The length of the bonnet and the front and rear overhangs make it clear that the SPA2 platform of the EX90 is just a further development of the SPA combustion engine platform and not a newly designed and dedicated electric platform. No short overhangs, so typical of electric cars, and no stretched wheelbase for more interior space. Mind you, because of the size the space remains good, but the EX90 does not offer the flexibility and additional options of a pure electric vehicle platform.
Inside, the dashboard is dominated by a 14,5-inch touchscreen based on a Google system. The EX90 has a Lidar unit for the driving assistance systems, which is supposed to be able to detect small objects at a distance of several hundred meters. Volvo’s assistance systems not only include the exterior but also the interior, with special sensors and cameras that measure eye concentration.
Of course, the materials used inside will be natural and sustainable.
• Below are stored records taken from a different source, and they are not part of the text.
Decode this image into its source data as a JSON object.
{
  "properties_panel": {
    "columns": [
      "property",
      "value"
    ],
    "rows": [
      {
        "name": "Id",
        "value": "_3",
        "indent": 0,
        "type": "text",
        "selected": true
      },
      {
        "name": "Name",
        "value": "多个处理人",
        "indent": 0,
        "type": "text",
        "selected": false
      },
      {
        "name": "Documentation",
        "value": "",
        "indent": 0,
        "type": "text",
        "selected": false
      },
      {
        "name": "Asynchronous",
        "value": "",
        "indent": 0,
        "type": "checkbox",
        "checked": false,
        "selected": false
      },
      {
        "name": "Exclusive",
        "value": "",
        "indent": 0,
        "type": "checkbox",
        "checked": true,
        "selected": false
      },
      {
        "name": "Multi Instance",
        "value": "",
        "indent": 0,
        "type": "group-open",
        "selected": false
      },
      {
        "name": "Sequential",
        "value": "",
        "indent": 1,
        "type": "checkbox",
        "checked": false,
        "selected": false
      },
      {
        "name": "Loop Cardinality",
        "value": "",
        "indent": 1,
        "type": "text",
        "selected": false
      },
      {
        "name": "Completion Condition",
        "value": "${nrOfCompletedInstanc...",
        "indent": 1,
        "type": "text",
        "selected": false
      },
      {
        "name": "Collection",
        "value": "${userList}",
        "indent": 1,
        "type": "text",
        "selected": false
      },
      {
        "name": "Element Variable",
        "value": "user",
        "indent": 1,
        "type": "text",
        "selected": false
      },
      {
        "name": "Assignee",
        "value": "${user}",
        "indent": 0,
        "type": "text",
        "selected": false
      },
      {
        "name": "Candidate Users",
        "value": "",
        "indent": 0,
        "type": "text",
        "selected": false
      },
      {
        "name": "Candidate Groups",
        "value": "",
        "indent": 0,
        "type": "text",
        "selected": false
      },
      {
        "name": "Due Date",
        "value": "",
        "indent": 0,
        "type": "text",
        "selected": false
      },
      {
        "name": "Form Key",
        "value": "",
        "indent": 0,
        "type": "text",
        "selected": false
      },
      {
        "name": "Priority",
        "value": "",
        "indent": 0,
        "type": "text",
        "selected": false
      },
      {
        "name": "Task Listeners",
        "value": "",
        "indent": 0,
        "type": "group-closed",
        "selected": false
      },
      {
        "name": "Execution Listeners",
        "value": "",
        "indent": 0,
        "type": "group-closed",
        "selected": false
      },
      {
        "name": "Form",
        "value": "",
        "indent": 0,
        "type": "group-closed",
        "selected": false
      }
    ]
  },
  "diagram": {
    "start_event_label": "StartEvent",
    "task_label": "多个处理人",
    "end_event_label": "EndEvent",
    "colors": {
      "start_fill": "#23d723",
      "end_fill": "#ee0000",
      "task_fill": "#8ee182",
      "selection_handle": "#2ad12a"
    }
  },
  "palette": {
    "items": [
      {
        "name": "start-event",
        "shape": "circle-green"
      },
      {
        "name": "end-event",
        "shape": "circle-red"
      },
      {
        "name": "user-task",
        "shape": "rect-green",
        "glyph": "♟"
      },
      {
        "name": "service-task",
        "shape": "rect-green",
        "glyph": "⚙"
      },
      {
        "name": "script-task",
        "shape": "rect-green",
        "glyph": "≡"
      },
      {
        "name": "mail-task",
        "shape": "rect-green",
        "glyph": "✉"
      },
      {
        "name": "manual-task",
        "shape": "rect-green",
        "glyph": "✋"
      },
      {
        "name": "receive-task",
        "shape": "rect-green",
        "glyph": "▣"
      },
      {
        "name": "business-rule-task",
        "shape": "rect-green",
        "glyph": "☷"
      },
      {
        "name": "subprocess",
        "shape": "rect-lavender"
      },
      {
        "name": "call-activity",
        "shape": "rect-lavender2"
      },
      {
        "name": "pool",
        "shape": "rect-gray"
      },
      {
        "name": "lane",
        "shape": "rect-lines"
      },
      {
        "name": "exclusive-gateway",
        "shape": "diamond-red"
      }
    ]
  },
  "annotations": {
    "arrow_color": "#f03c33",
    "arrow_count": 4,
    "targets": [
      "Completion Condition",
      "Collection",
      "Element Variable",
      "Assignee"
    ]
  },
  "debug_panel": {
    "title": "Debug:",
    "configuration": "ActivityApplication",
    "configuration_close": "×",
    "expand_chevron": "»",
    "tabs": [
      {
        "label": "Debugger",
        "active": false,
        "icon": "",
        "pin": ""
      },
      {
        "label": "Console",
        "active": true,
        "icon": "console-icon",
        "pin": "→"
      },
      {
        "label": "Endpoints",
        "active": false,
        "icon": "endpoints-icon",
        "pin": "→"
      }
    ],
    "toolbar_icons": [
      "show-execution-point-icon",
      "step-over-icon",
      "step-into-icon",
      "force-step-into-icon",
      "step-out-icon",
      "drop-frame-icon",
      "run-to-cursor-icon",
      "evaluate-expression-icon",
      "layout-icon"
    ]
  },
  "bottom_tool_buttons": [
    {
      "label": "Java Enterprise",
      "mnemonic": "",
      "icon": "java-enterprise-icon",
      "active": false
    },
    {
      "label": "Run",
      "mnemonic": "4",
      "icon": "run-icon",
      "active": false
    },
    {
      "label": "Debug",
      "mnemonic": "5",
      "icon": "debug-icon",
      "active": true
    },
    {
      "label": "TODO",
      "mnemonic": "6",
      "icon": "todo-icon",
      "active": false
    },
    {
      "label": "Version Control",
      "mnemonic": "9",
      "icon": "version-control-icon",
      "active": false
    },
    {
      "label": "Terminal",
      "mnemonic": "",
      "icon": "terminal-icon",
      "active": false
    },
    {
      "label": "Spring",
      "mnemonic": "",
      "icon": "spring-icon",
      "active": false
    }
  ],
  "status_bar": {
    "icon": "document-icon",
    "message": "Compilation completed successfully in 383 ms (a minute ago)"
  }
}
Volvo aims to be a circular and climate-neutral company by 2040 and the new interior has to reflect this. For music lovers, there’s a new Bowers & Wilkins audio system with Dolby Atmos. For an enhanced sound delivery just where it is needed, there are also loudspeakers inside the headrests.
… and heavy
The bulk of the car and its generous battery size also mean that the EX90 weighs in at 2,8 tons, a bit heavier than the Polestar 3. The towing capacity is 2,2 tons, very decent for an electric car, and 100 kilograms can be transported on the roof.
Concerning production, Volvo does it the other way around in production compared to Polestar. The latter will start production in China and later also build its electric SUV at Volvo’s U.S .plant. Production of the EX90 will start in the U.S. (in South Carolina) in 2023 and the plan is to follow up later with another production in China.
Heavy will also be the price tag. In Belgium, the EX90 Twin Motor performance will be sold at € 106 000, a hefty sum compared to the entry price of its predecessor (some 35 000 euros lower) and it will also be more expensive than the Polestar 3 announced at ± € 90 000. The car will be delivered in 2024.
The EX90 is the second all-electric Volvo model after the much smaller and very successful Volvo XC40 Recharge and its coupe derivative CX40 Recharge. Volvo intends to replace all of its remaining ICE models with fully electric ones every following year. The company has just divested its ICE powertrain division (called Aurobay) to mother-holding Geely.